I’ve been telling them about online grocery shopping since this pandemic began, and how it could be an option for them to get food without leaving their house. They politely nodded and said that yes that was an option, and then went to the store anyway. My mother in particular is pretty tech-savvy, so the concept of getting groceries online wasn’t scary to her; I think it was more about their routines.
As this pandemic transmogrified a full-on international crisis, I upped the pressure on my parents to give up the grocery store. But they kept going. I don’t live near them (otherwise I’d shop for them), so finally yesterday I Instacarted for them. And it was fantastic.
I live in a rural area where Instacart isn’t available, so I hadn’t used the service yet. But after downloading the app, I was able to plug in my parents’ address, find their local store, and start shopping.
My mom sent a list of items and I placed the order. While I was expecting deliveries to be delayed at least a few days, surprisingly there was a same-day window. Aces!
What I appreciated was how my shopper, Julia, was communicative throughout the whole process.
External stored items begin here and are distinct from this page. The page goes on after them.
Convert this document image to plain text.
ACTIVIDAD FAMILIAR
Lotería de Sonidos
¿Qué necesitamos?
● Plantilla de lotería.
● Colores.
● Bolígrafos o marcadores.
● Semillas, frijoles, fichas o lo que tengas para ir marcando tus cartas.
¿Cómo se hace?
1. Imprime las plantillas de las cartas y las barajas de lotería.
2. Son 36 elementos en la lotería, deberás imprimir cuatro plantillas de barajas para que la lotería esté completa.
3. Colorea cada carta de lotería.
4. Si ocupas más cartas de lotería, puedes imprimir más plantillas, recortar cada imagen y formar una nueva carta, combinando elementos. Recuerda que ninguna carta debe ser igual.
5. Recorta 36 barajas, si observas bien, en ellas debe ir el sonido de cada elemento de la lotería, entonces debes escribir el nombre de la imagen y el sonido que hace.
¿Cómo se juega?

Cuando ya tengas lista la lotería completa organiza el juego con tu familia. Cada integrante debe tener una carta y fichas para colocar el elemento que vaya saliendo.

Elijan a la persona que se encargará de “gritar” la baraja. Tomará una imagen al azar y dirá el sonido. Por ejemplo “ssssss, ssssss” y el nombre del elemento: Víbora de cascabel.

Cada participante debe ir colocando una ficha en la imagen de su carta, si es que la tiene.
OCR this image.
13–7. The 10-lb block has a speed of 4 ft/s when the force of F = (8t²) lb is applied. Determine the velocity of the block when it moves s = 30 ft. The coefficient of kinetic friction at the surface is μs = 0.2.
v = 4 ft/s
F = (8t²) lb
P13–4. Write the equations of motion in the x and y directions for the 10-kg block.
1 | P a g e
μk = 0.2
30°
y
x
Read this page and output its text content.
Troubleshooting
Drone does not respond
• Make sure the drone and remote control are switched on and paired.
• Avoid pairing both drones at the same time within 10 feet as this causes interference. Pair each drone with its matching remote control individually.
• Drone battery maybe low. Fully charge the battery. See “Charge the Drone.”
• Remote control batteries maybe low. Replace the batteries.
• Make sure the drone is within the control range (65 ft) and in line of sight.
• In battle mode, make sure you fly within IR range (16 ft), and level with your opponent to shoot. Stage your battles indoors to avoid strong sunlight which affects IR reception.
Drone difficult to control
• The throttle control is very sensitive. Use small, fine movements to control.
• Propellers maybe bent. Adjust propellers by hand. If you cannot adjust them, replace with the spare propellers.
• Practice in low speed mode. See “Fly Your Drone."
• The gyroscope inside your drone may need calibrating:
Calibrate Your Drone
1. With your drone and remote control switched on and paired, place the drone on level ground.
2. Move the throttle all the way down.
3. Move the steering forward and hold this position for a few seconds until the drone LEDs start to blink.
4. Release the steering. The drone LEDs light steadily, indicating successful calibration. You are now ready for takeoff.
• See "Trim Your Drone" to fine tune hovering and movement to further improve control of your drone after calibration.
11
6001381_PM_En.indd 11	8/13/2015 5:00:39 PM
Understandably, a lot of what I ordered was out of stock, so she sent suggestions and photos of options (or lack thereof, almost all of the bread was gone). Finally, I left instructions for her to just drop off the groceries on my parents’ front porch (no touching!). Julia sent me a pic when the delivery was done and I FaceTimed my parents to let them know.
I’m deeply aware that we are asking more of gig workers and delivery people than ever before. In this case, Julia is literally helping keep my parents fed. Instacart has a pretty crappy track record when it comes to treating its workers well. Given that their shoppers are on the front lines of this pandemic, Instacart better damn well step up and do the right thing (all of the tip I left should have gone to Julia). It would also be cool if Instacart offered something similar to Chatt.us, wherein you could buy groceries for someone else in need (because with all the restaurant closures and job losses, there is going to be a lot of need).
I realize that many of you reading this are probably saying Duh, Chris, we know all about Instacart. Great! I’m sharing this story because in these strange times, we can re-think how we use our existing resources to help others. Anecdotally, I’ve heard from a bunch of friends who are struggling with their parents going out for groceries. If you are concerned for your elderly parents, and have the means and can use a tool like Instacart or Safeway online or Walmart for them, maybe consider it.
Will this experiment push my parents into online grocery shopping? I don’t know yet, they say they are stocked for a few weeks. But hopefully when I bring up Instacart again, they won’t just nod their head politely.